Enter Elliott. The activist investor this week revealed that it had amassed a $1.9bn stake in Southwest. It is calling for chief executive Bob Jordan to be replaced and the board of directors to be overhauled. It also wants a comprehensive review of the business. But there are limits to its campaign. Even this veteran activist cannot solve Southwest’s Boeing problem.

Southwest could do with some shaking up. Founded in Dallas by the late Herb Kelleher in 1967, the budget airline grew and found success by making flying more accessible to the masses. But more recently it has struggled with rising costs and stalled revenue growth. Despite pulling in record revenues during the first quarter, Southwest’s net loss widened to $231mn. Consensus forecasts put net income for this year at about a fifth of the level in 2017.

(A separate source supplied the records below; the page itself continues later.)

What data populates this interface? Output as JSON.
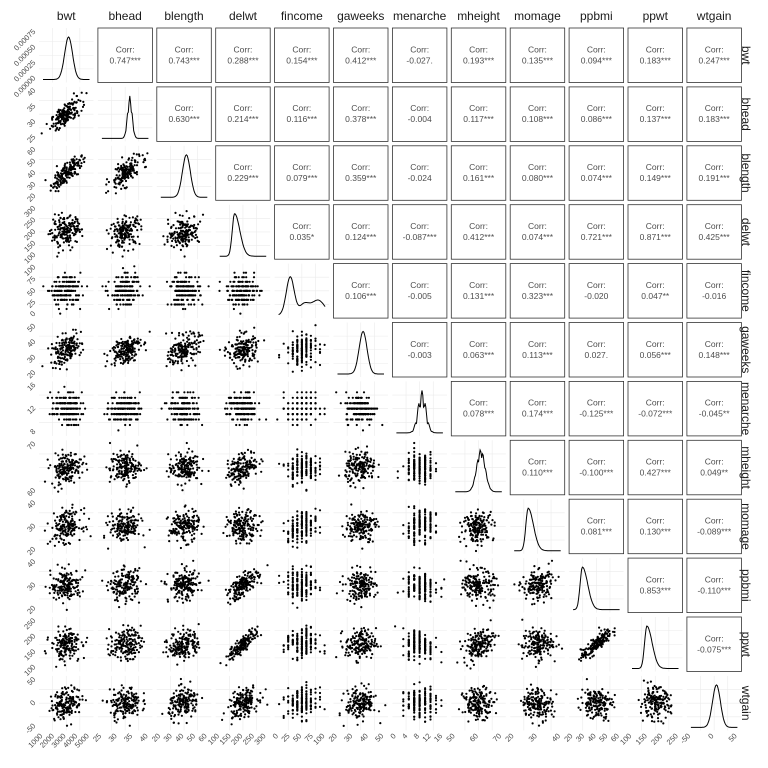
{
  "chart_data": {
    "type": "scatter",
    "title": "",
    "variables": [
      "bwt",
      "bhead",
      "blength",
      "delwt",
      "fincome",
      "gaweeks",
      "menarche",
      "mheight",
      "momage",
      "ppbmi",
      "ppwt",
      "wtgain"
    ],
    "correlations": [
      {
        "row": "bwt",
        "col": "bhead",
        "label": "0.747***"
      },
      {
        "row": "bwt",
        "col": "blength",
        "label": "0.743***"
      },
      {
        "row": "bwt",
        "col": "delwt",
        "label": "0.288***"
      },
      {
        "row": "bwt",
        "col": "fincome",
        "label": "0.154***"
      },
      {
        "row": "bwt",
        "col": "gaweeks",
        "label": "0.412***"
      },
      {
        "row": "bwt",
        "col": "menarche",
        "label": "-0.027."
      },
      {
        "row": "bwt",
        "col": "mheight",
        "label": "0.193***"
      },
      {
        "row": "bwt",
        "col": "momage",
        "label": "0.135***"
      },
      {
        "row": "bwt",
        "col": "ppbmi",
        "label": "0.094***"
      },
      {
        "row": "bwt",
        "col": "ppwt",
        "label": "0.183***"
      },
      {
        "row": "bwt",
        "col": "wtgain",
        "label": "0.247***"
      },
      {
        "row": "bhead",
        "col": "blength",
        "label": "0.630***"
      },
      {
        "row": "bhead",
        "col": "delwt",
        "label": "0.214***"
      },
      {
        "row": "bhead",
        "col": "fincome",
        "label": "0.116***"
      },
      {
        "row": "bhead",
        "col": "gaweeks",
        "label": "0.378***"
      },
      {
        "row": "bhead",
        "col": "menarche",
        "label": "-0.004"
      },
      {
        "row": "bhead",
        "col": "mheight",
        "label": "0.117***"
      },
      {
        "row": "bhead",
        "col": "momage",
        "label": "0.108***"
      },
      {
        "row": "bhead",
        "col": "ppbmi",
        "label": "0.086***"
      },
      {
        "row": "bhead",
        "col": "ppwt",
        "label": "0.137***"
      },
      {
        "row": "bhead",
        "col": "wtgain",
        "label": "0.183***"
      },
      {
        "row": "blength",
        "col": "delwt",
        "label": "0.229***"
      },
      {
        "row": "blength",
        "col": "fincome",
        "label": "0.079***"
      },
      {
        "row": "blength",
        "col": "gaweeks",
        "label": "0.359***"
      },
      {
        "row": "blength",
        "col": "menarche",
        "label": "-0.024"
      },
      {
        "row": "blength",
        "col": "mheight",
        "label": "0.161***"
      },
      {
        "row": "blength",
        "col": "momage",
        "label": "0.080***"
      },
      {
        "row": "blength",
        "col": "ppbmi",
        "label": "0.074***"
      },
      {
        "row": "blength",
        "col": "ppwt",
        "label": "0.149***"
      },
      {
        "row": "blength",
        "col": "wtgain",
        "label": "0.191***"
      },
      {
        "row": "delwt",
        "col": "fincome",
        "label": "0.035*"
      },
      {
        "row": "delwt",
        "col": "gaweeks",
        "label": "0.124***"
      },
      {
        "row": "delwt",
        "col": "menarche",
        "label": "-0.087***"
      },
      {
        "row": "delwt",
        "col": "mheight",
        "label": "0.412***"
      },
      {
        "row": "delwt",
        "col": "momage",
        "label": "0.074***"
      },
      {
        "row": "delwt",
        "col": "ppbmi",
        "label": "0.721***"
      },
      {
        "row": "delwt",
        "col": "ppwt",
        "label": "0.871***"
      },
      {
        "row": "delwt",
        "col": "wtgain",
        "label": "0.425***"
      },
      {
        "row": "fincome",
        "col": "gaweeks",
        "label": "0.106***"
      },
      {
        "row": "fincome",
        "col": "menarche",
        "label": "-0.005"
      },
      {
        "row": "fincome",
        "col": "mheight",
        "label": "0.131***"
      },
      {
        "row": "fincome",
        "col": "momage",
        "label": "0.323***"
      },
      {
        "row": "fincome",
        "col": "ppbmi",
        "label": "-0.020"
      },
      {
        "row": "fincome",
        "col": "ppwt",
        "label": "0.047**"
      },
      {
        "row": "fincome",
        "col": "wtgain",
        "label": "-0.016"
      },
      {
        "row": "gaweeks",
        "col": "menarche",
        "label": "-0.003"
      },
      {
        "row": "gaweeks",
        "col": "mheight",
        "label": "0.063***"
      },
      {
        "row": "gaweeks",
        "col": "momage",
        "label": "0.113***"
      },
      {
        "row": "gaweeks",
        "col": "ppbmi",
        "label": "0.027."
      },
      {
        "row": "gaweeks",
        "col": "ppwt",
        "label": "0.056***"
      },
      {
        "row": "gaweeks",
        "col": "wtgain",
        "label": "0.148***"
      },
      {
        "row": "menarche",
        "col": "mheight",
        "label": "0.078***"
      },
      {
        "row": "menarche",
        "col": "momage",
        "label": "0.174***"
      },
      {
        "row": "menarche",
        "col": "ppbmi",
        "label": "-0.125***"
      },
      {
        "row": "menarche",
        "col": "ppwt",
        "label": "-0.072***"
      },
      {
        "row": "menarche",
        "col": "wtgain",
        "label": "-0.045**"
      },
      {
        "row": "mheight",
        "col": "momage",
        "label": "0.110***"
      },
      {
        "row": "mheight",
        "col": "ppbmi",
        "label": "-0.100***"
      },
      {
        "row": "mheight",
        "col": "ppwt",
        "label": "0.427***"
      },
      {
        "row": "mheight",
        "col": "wtgain",
        "label": "0.049**"
      },
      {
        "row": "momage",
        "col": "ppbmi",
        "label": "0.081***"
      },
      {
        "row": "momage",
        "col": "ppwt",
        "label": "0.130***"
      },
      {
        "row": "momage",
        "col": "wtgain",
        "label": "-0.089***"
      },
      {
        "row": "ppbmi",
        "col": "ppwt",
        "label": "0.853***"
      },
      {
        "row": "ppbmi",
        "col": "wtgain",
        "label": "-0.110***"
      },
      {
        "row": "ppwt",
        "col": "wtgain",
        "label": "-0.075***"
      }
    ],
    "corr_prefix": "Corr:",
    "x_ticks": {
      "bwt": [
        "1000",
        "2000",
        "3000",
        "4000",
        "5000"
      ],
      "bhead": [
        "25",
        "30",
        "35",
        "40"
      ],
      "blength": [
        "20",
        "30",
        "40",
        "50",
        "60"
      ],
      "delwt": [
        "100",
        "150",
        "200",
        "250",
        "300"
      ],
      "fincome": [
        "0",
        "25",
        "50",
        "75",
        "100"
      ],
      "gaweeks": [
        "20",
        "30",
        "40",
        "50"
      ],
      "menarche": [
        "0",
        "4",
        "8",
        "12",
        "16"
      ],
      "mheight": [
        "50",
        "60",
        "70"
      ],
      "momage": [
        "20",
        "30",
        "40"
      ],
      "ppbmi": [
        "20",
        "30",
        "40",
        "50",
        "60"
      ],
      "ppwt": [
        "100",
        "150",
        "200",
        "250"
      ],
      "wtgain": [
        "-50",
        "0",
        "50"
      ]
    },
    "y_ticks": {
      "bwt": [
        "0.00000",
        "0.00025",
        "0.00050",
        "0.00075"
      ],
      "bhead": [
        "25",
        "30",
        "35",
        "40"
      ],
      "blength": [
        "20",
        "30",
        "40",
        "50",
        "60"
      ],
      "delwt": [
        "100",
        "150",
        "200",
        "250",
        "300"
      ],
      "fincome": [
        "0",
        "25",
        "50",
        "75",
        "100"
      ],
      "gaweeks": [
        "20",
        "30",
        "40",
        "50"
      ],
      "menarche": [
        "8",
        "12",
        "16"
      ],
      "mheight": [
        "60",
        "70"
      ],
      "momage": [
        "20",
        "30",
        "40"
      ],
      "ppbmi": [
        "20",
        "30",
        "40"
      ],
      "ppwt": [
        "100",
        "150",
        "200",
        "250"
      ],
      "wtgain": [
        "-50",
        "0",
        "50"
      ]
    },
    "panel_types": {
      "lower": "scatter",
      "diagonal": "density",
      "upper": "correlation"
    },
    "grid": true,
    "colors": {
      "points": "#000000",
      "panel_background": "#ffffff",
      "grid": "#ebebeb",
      "border": "#333333",
      "text": "#4d4d4d"
    }
  }
}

Line chart of Share prices rebased showing Grounded: Southwest shares have underperformed

Southwest has already announced plans to slash jobs and close routes in a bid to cut costs. Elliott, which thinks Southwest shares could be worth $49 in 12 months, up 75 per cent, believes it can go further. It reckons the discount airline should follow rivals and start charging for assigned seating and other premium options. It also needs to overhaul an outdated IT system that led to an operational meltdown in 2022 and left more than 2mn passengers stranded. But this will take time and money.

Then there is Boeing. Southwest only flies one type of plane, the Boeing 737. The advantage to this is it helps keep maintenance costs low. But Southwest’s reliance on Boeing means it has been forced to reduce capacity and cut revenue growth guidance due to insufficient plane deliveries.

Southwest does benefit from a solid balance sheet. Debt, including operating lease liabilities, stood at just $8bn at the end of March. That is well below total cash and short-term investments of $11.5bn. But its turnaround will remain at the mercy of Boeing until the latter can get its safety and production issues in order.